## Data


### Pretraining Dataset
The pretraining dataset used in this release is a subset of CC-3M dataset, filtered with a more balanced concept coverage distribution.  Please see [here](https://huggingface.co/datasets/liuhaotian/LLaVA-CC3M-Pretrain-595K) for a detailed description of the dataset structure and how to download the images.

If you already have CC-3M dataset on your disk, the image names follow this format: `GCC_train_000000000.jpg`.  You may edit the `image` field correspondingly if necessary.

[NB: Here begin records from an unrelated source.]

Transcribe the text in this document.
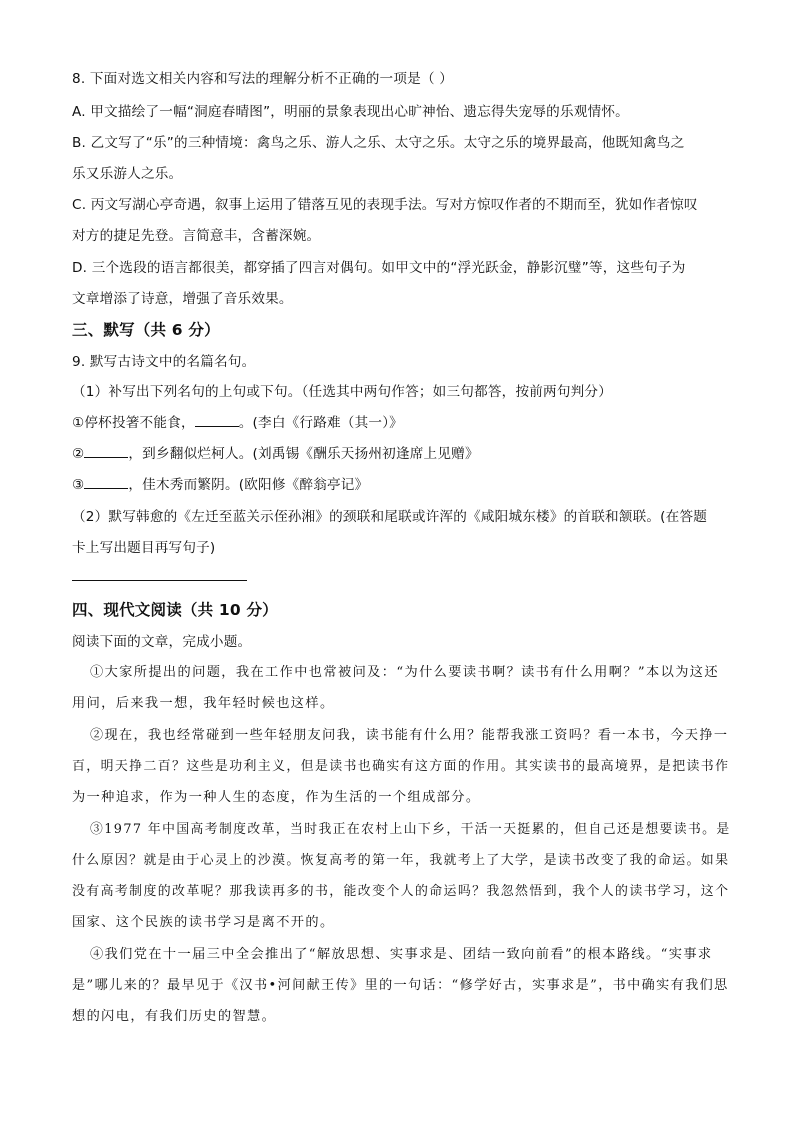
8. 下面对选文相关内容和写法的理解分析不正确的一项是（ ）
A. 甲文描绘了一幅“洞庭春晴图”，明丽的景象表现出心旷神怡、遗忘得失宠辱的乐观情怀。
B. 乙文写了“乐”的三种情境：禽鸟之乐、游人之乐、太守之乐。太守之乐的境界最高，他既知禽鸟之
乐又乐游人之乐。
C. 丙文写湖心亭奇遇，叙事上运用了错落互见的表现手法。写对方惊叹作者的不期而至，犹如作者惊叹
对方的捷足先登。言简意丰，含蓄深婉。
D. 三个选段的语言都很美，都穿插了四言对偶句。如甲文中的“浮光跃金，静影沉璧”等，这些句子为
文章增添了诗意，增强了音乐效果。
三、默写（共 6 分）
9. 默写古诗文中的名篇名句。
（1）补写出下列名句的上句或下句。（任选其中两句作答；如三句都答，按前两句判分）
①停杯投箸不能食，	。(李白《行路难（其一）》
②	，到乡翻似烂柯人。(刘禹锡《酬乐天扬州初逢席上见赠》
③	，佳木秀而繁阴。(欧阳修《醉翁亭记》
（2）默写韩愈的《左迁至蓝关示侄孙湘》的颈联和尾联或许浑的《咸阳城东楼》的首联和颔联。(在答题
卡上写出题目再写句子)
四、现代文阅读（共 10 分）
阅读下面的文章，完成小题。
①大家所提出的问题，我在工作中也常被问及：“为什么要读书啊？读书有什么用啊？”本以为这还
用问，后来我一想，我年轻时候也这样。
②现在，我也经常碰到一些年轻朋友问我，读书能有什么用？能帮我涨工资吗？看一本书，今天挣一
百，明天挣二百？这些是功利主义，但是读书也确实有这方面的作用。其实读书的最高境界，是把读书作
为一种追求，作为一种人生的态度，作为生活的一个组成部分。
③1977 年中国高考制度改革，当时我正在农村上山下乡，干活一天挺累的，但自己还是想要读书。是
什么原因？就是由于心灵上的沙漠。恢复高考的第一年，我就考上了大学，是读书改变了我的命运。如果
没有高考制度的改革呢？那我读再多的书，能改变个人的命运吗？我忽然悟到，我个人的读书学习，这个
国家、这个民族的读书学习是离不开的。
④我们党在十一届三中全会推出了“解放思想、实事求是、团结一致向前看”的根本路线。“实事求
是”哪儿来的？最早见于《汉书•河间献王传》里的一句话：“修学好古，实事求是”，书中确实有我们思
想的闪电，有我们历史的智慧。
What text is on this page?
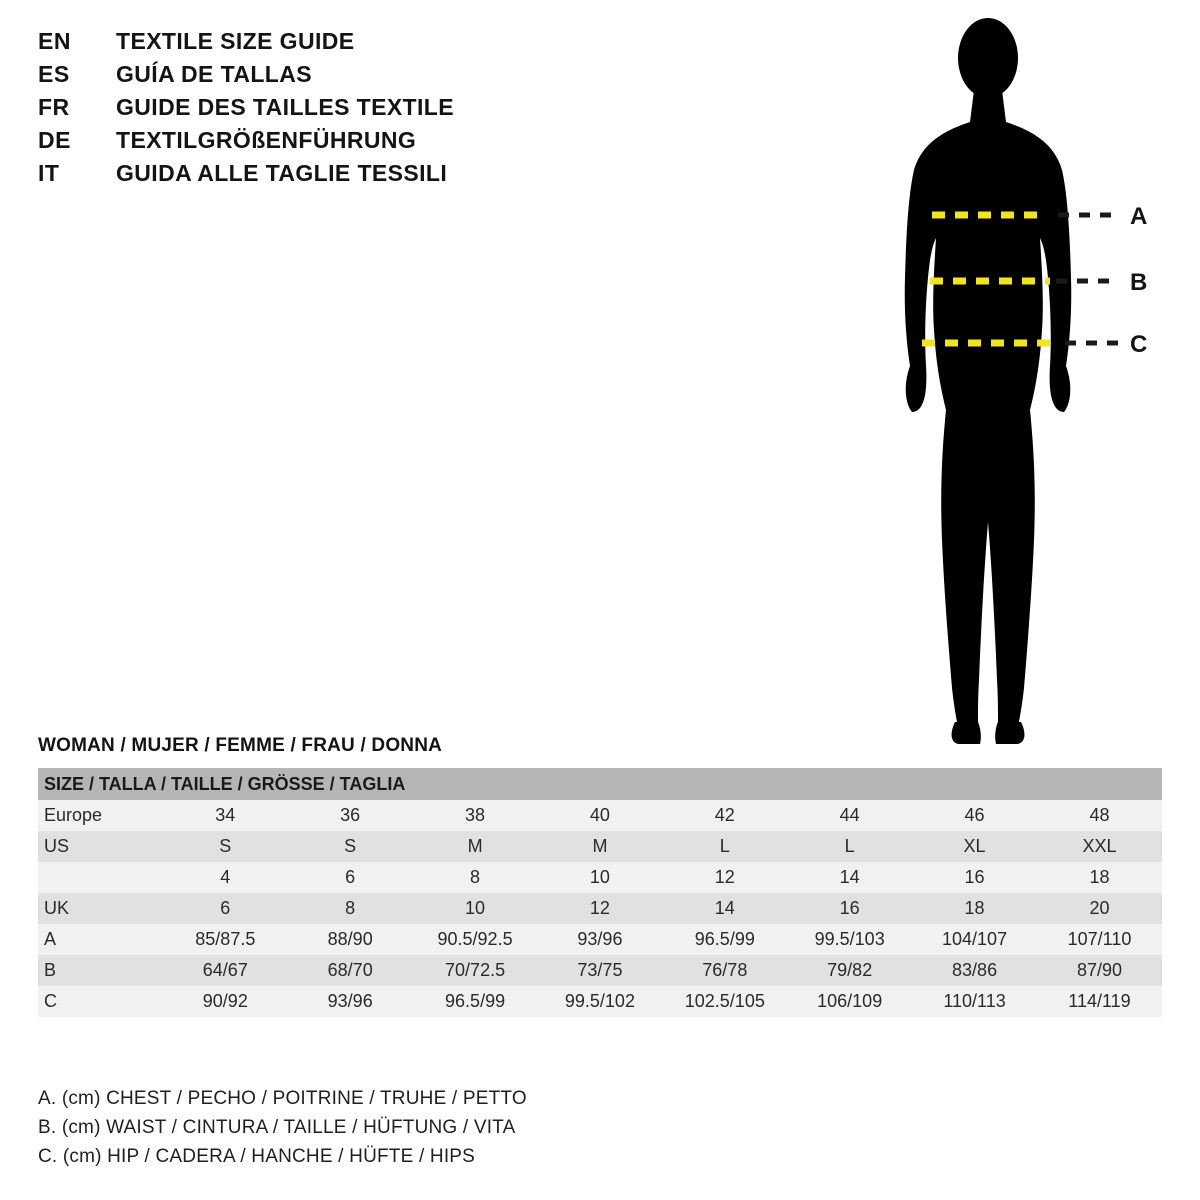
EN	TEXTILE SIZE GUIDE
ES	GUÍA DE TALLAS
FR	GUIDE DES TAILLES TEXTILE
DE	TEXTILGRÖßENFÜHRUNG
IT	GUIDA ALLE TAGLIE TESSILI
A
B
C
WOMAN / MUJER / FEMME / FRAU / DONNA
SIZE / TALLA / TAILLE / GRÖSSE / TAGLIA								
Europe	34	36	38	40	42	44	46	48
US	S	S	M	M	L	L	XL	XXL
	4	6	8	10	12	14	16	18
UK	6	8	10	12	14	16	18	20
A	85/87.5	88/90	90.5/92.5	93/96	96.5/99	99.5/103	104/107	107/110
B	64/67	68/70	70/72.5	73/75	76/78	79/82	83/86	87/90
C	90/92	93/96	96.5/99	99.5/102	102.5/105	106/109	110/113	114/119
A. (cm) CHEST / PECHO / POITRINE / TRUHE / PETTO
B. (cm) WAIST / CINTURA / TAILLE / HÜFTUNG / VITA
C. (cm) HIP / CADERA / HANCHE / HÜFTE / HIPS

| Data | Chat File | Meta Data | Size |
| --- |  --- |  --- | ---: |
| CC-3M Concept-balanced 595K | [chat.json](https://huggingface.co/datasets/liuhaotian/LLaVA-CC3M-Pretrain-595K/blob/main/chat.json) | [metadata.json](https://huggingface.co/datasets/liuhaotian/LLaVA-CC3M-Pretrain-595K/blob/main/metadata.json) | 211 MB
| LAION/CC/SBU BLIP-Caption Concept-balanced 558K | [blip_laion_cc_sbu_558k.json](https://huggingface.co/datasets/liuhaotian/LLaVA-Pretrain/blob/main/blip_laion_cc_sbu_558k.json) | [metadata.json](#) | 181 MB

**Important notice**: Upon the request from the community, as ~15% images of the original CC-3M dataset are no longer accessible, we upload [`images.zip`](https://huggingface.co/datasets/liuhaotian/LLaVA-CC3M-Pretrain-595K/blob/main/images.zip) for better reproducing our work in research community. It must not be used for any other purposes. The use of these images must comply with the CC-3M license. This may be taken down at any time when requested by the original CC-3M dataset owner or owners of the referenced images.